Closer to home, the tragedy of the Bhutto family in Pakistan has affected the links between its members. Following Zulfikar Ali Bhutto’s execution in 1979, relations between his wife Nusrat and daughter Benazir were to turn frosty, with both women trying to assert their leadership of the Pakistan People’s Party. At one point, Nusrat Bhutto was pushed aside by her ambitious daughter. But that was not all.
The Bhutto children began to develop differences after their father’s death, with Murtaza Bhutto, the elder of the Bhuttos’ two sons, leading his own breakaway faction of the People’s Party. Benazir and Murtaza turned into bitter rivals, both eager to claim the Bhutto legacy. Murtaza was murdered outside his home in Karachi in the mid-1990s, when Benazir was Pakistan’s PM.
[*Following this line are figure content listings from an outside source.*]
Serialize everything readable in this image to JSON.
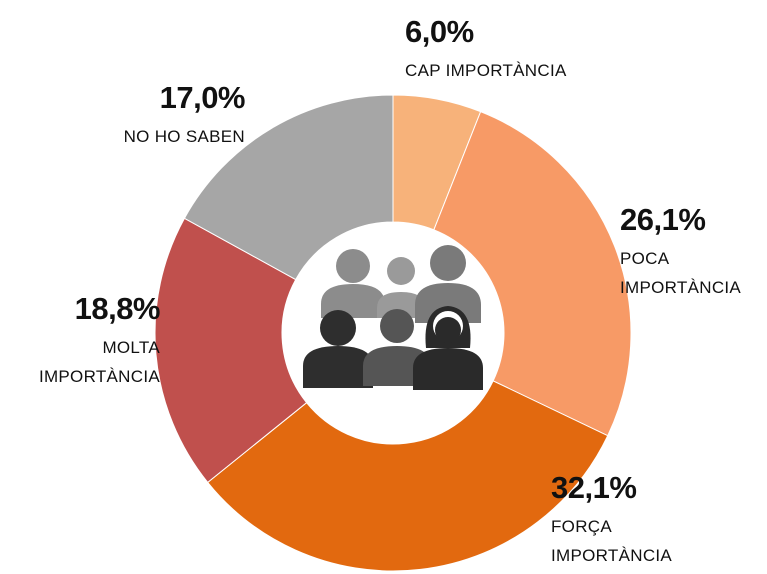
{
  "chart_data": {
    "type": "donut",
    "categories": [
      "CAP IMPORTÀNCIA",
      "POCA IMPORTÀNCIA",
      "FORÇA IMPORTÀNCIA",
      "MOLTA IMPORTÀNCIA",
      "NO HO SABEN"
    ],
    "values": [
      6.0,
      26.1,
      32.1,
      18.8,
      17.0
    ],
    "value_labels": [
      "6,0%",
      "26,1%",
      "32,1%",
      "18,8%",
      "17,0%"
    ],
    "colors": [
      "#f7b27a",
      "#f79a66",
      "#e2690f",
      "#c0504d",
      "#a6a6a6"
    ]
  }
}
Sibling rivalry was once the story in Sri Lanka, where Chandrika Kumaratunga and Anura Bandaranaike, children of SDRD and Sirimavo Bandaranaike, found themselves in different political parties. Chandrika has served as Sri Lanka’s President while Anura, despite holding significant positions in government, was quite unable to make his way to the top.
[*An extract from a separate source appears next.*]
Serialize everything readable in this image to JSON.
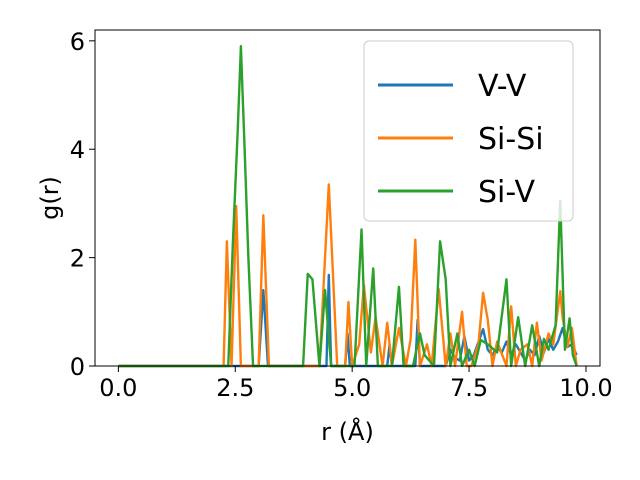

Turn your gaze on France, where Marine Le Pen, the formidable far-right politician, still expects to be president. Her father, Jean-Marie Le Pen, in his own right a powerful far-right politician, was soon upstaged by his daughter. When he made certain controversial comments, he was expelled by Marine Le Pen in 2015 from the National Front he had formed in 1972. The daughter was in the process of liberalizing, just a little, the party. She was not willing to have her plans derailed by her father.
Thus the tales of families coming apart by disputes over politics. It is all a reminder of old times when monarchies were riven by internal strife and eventually collapsed. In an era where royalty has been receding, certain families, ambitious individuals all, have not baulked at creating circumstances which have imperilled the future of their politics-driven clans.